Today is Human Rights Day, so it seems only appropriate to recognize some of the unsung heroes of photography, the combat photographers who risk their lives to capture what’s happening on the ground, at eye level, in many of the world’s conflict zones.
They are not stars. Many of them are local stringers, hired by North Anmerican and European editors at the big news agencies — editors as often as not cocooned in the comfort and safety of well appointed, air-conditioned offices in skyscrapers in the major media centres of London, New York and Washington, D.C.
Mohammed Badra is one of those unsung heroes. You probably do not know his name, and you may well forget it the moment you stop reading this. For one brief moment, though, Badra has had a flash of flame — this past week he was named Time’s Wire Photographer of the Year.
News, critical and trivial, has become jumbled into one giant digital heap.

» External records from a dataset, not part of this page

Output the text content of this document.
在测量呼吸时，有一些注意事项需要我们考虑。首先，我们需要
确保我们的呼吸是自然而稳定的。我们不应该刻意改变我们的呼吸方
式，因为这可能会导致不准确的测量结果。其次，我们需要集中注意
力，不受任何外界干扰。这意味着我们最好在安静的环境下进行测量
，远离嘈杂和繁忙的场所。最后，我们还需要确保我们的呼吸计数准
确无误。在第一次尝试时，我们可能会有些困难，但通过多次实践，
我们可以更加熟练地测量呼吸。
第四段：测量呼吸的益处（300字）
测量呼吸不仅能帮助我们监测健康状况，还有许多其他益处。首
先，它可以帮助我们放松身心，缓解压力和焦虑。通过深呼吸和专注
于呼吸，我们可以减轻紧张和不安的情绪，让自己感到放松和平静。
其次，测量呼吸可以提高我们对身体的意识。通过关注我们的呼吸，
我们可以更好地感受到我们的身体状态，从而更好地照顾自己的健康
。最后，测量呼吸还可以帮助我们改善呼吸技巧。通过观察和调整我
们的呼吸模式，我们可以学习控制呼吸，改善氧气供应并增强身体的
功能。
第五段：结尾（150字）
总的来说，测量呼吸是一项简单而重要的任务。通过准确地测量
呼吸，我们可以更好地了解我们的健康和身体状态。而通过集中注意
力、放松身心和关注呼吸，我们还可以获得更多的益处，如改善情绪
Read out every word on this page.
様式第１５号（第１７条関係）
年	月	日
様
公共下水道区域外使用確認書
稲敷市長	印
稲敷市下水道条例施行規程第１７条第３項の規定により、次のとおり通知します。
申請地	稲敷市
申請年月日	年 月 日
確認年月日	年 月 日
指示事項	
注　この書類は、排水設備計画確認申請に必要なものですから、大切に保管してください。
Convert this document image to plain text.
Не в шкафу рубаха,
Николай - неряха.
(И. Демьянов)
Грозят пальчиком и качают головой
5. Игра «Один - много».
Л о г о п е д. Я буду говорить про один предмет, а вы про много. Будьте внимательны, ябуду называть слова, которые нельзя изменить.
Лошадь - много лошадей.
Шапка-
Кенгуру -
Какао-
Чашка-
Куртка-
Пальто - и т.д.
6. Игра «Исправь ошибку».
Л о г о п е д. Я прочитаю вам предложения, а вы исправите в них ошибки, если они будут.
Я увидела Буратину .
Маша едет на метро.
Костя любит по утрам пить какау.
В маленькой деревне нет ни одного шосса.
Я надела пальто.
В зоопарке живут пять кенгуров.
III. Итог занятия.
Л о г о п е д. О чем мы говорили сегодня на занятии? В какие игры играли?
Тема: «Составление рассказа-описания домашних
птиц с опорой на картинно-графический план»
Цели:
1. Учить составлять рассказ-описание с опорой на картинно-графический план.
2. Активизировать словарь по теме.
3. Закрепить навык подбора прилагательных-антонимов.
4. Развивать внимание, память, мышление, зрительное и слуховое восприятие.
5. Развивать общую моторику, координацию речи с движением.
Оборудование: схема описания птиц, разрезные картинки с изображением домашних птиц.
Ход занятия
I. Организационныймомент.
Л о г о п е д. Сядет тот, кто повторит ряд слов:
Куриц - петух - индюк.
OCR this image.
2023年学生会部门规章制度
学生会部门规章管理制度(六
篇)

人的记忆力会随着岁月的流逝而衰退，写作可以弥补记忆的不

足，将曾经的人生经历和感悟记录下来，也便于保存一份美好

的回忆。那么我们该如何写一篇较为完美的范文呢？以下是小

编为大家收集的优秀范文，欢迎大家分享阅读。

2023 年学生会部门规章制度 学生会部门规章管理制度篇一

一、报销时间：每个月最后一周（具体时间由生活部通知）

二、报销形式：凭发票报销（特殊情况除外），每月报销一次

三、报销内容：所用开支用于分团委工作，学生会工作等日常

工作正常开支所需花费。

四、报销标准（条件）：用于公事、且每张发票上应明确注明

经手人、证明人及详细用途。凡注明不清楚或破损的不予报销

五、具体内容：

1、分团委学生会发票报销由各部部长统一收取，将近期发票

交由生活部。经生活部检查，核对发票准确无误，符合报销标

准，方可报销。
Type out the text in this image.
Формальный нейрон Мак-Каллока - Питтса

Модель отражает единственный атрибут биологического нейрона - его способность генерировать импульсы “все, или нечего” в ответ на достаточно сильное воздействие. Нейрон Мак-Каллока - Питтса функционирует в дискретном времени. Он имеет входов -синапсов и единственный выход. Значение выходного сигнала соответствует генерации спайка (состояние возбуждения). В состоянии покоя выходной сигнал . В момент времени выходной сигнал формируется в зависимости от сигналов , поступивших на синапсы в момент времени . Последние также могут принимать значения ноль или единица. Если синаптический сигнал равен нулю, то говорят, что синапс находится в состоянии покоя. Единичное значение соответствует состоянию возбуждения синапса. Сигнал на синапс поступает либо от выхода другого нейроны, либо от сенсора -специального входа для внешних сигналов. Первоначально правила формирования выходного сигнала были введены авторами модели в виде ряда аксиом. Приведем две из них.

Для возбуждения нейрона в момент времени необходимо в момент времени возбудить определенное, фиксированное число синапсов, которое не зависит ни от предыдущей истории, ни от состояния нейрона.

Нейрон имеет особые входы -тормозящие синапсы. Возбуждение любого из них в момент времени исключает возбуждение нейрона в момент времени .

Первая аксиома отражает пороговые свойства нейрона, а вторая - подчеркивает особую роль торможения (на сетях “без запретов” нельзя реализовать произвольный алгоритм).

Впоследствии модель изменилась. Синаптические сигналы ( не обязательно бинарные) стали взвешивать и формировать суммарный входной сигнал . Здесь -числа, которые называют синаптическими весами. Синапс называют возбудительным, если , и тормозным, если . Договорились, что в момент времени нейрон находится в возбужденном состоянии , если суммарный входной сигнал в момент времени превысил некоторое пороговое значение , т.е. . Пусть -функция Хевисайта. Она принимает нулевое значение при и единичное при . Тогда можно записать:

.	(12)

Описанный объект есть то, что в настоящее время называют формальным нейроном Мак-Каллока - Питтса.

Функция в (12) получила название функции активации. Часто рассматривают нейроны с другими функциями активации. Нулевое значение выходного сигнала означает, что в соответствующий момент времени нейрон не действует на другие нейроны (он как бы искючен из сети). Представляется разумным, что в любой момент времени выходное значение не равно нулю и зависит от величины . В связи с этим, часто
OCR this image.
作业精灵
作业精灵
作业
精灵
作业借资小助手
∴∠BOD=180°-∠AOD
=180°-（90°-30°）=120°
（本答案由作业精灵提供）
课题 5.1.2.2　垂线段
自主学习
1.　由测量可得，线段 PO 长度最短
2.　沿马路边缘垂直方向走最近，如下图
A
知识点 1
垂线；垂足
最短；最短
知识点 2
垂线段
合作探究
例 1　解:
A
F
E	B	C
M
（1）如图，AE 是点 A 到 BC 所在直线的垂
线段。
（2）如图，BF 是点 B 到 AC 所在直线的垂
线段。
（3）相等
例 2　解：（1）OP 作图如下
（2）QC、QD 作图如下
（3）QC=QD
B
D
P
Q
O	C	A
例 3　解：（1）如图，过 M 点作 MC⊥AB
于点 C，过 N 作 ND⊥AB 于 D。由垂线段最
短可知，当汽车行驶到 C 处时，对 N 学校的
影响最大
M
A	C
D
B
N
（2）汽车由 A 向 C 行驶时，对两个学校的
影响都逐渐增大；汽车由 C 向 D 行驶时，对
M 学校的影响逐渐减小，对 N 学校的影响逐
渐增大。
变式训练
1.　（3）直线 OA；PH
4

Competition for attention spans has had the (perhaps intended) side effect of making coverage more emotional.
Wire photographers, often the first journalist on the scene and often the last to depart, are not just witness to the scene but are often subject to the same forces as they happen.
Any empathy they feel is uncalculated, but rather visceral and real. There is no time for reflection, let alone gravitas, until afterwards, when the photographer — and viewer — looks back at what just happened. In the moment, in that frenzied moment when things are actually happening, the wire photographer has no such luxury. For him — and, increasingly, for her — the big picture is the small picture.
Mohammed Badra, Syria.
Time Wire Photographer of the Year for 2016.
European Pressphoto Agency (EPA) official bio:
Mohammed Badra was born in Douma, Syria. He studied architecture at Damascus University but had to abandon his studies in his third year due to the war. After working for other news agencies he joined epa in October, 2015 as staff photographer. Mohammed has also worked with the Syrian Red Crescent as a first-aider, psychological supporter and photographer. His strong desire is that his photography contribute to a better awareness of the ongoing crisis in Syria.